RIYADH: Saudi Arabia’s education system is undergoing a sweeping transformation aligned with Vision 2030, shifting from traditional, input-focused methods to outcome-based education designed to equip students with future-ready skills, Harvard Business Review Arabic reported.

The transformation is being adopted and spearheaded by institutions such as Al-Nobala Private Schools, which introduced the Kingdom’s first national “learning outcomes framework,” aimed at preparing a generation of leaders and innovators for an AI-driven future, the report said.

Al-Nobala has leveraged international expertise to localize advanced learning methodologies.

The Riyadh-based school group developed a strategy that links every classroom activity to measurable student competencies, aiming to graduate learners equipped for the digital economy and real-world contexts. The school’s group approach combines traditional values with 21st-century skills such as critical thinking, communication, innovation and digital fluency.

According to the report, the shift addresses the growing gap between outdated models built for low-tech, resource-constrained environments and today’s dynamic world, where learners must navigate real-time information, virtual platforms, and smart technologies.

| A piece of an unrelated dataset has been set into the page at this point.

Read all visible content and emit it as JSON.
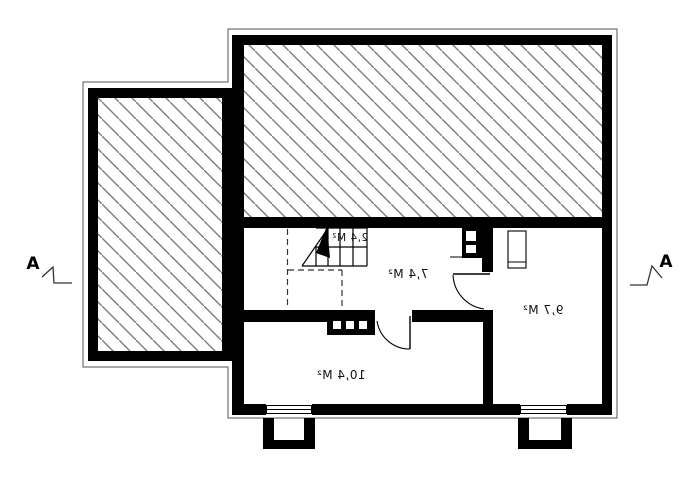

“This is not just about teaching content, it’s about creating impact,” the report noted, citing how Al-Nobala’s model prepares students to thrive in an AI-driven world while aligning with national priorities.

The report noted that Saudi Arabia’s Ministry of Education has paved the way for this shift by transitioning from a centralized controller to a strategic enabler, allowing schools such as Al-Nobala to tailor their curriculum to meet evolving market and societal needs. This is part of the long-term goal to place the Kingdom among the top 20 global education systems.

Al-Nobala’s work, the report stated, has succeeded in serving the broader national effort to link education outcomes directly to labor market demands, helping to fulfill the Vision 2030 pillar of building a vibrant society with a thriving economy driven by knowledge and innovation.

Last February, Yousef bin Abdullah Al-Benyan, Saudi Arabia’s minister of education, said that the Kingdom was making “an unprecedented investment in education,” with spending aligned to the needs of growth and development. He said that in 2025, education received the second-largest share of the state budget, totaling $53.5 billion.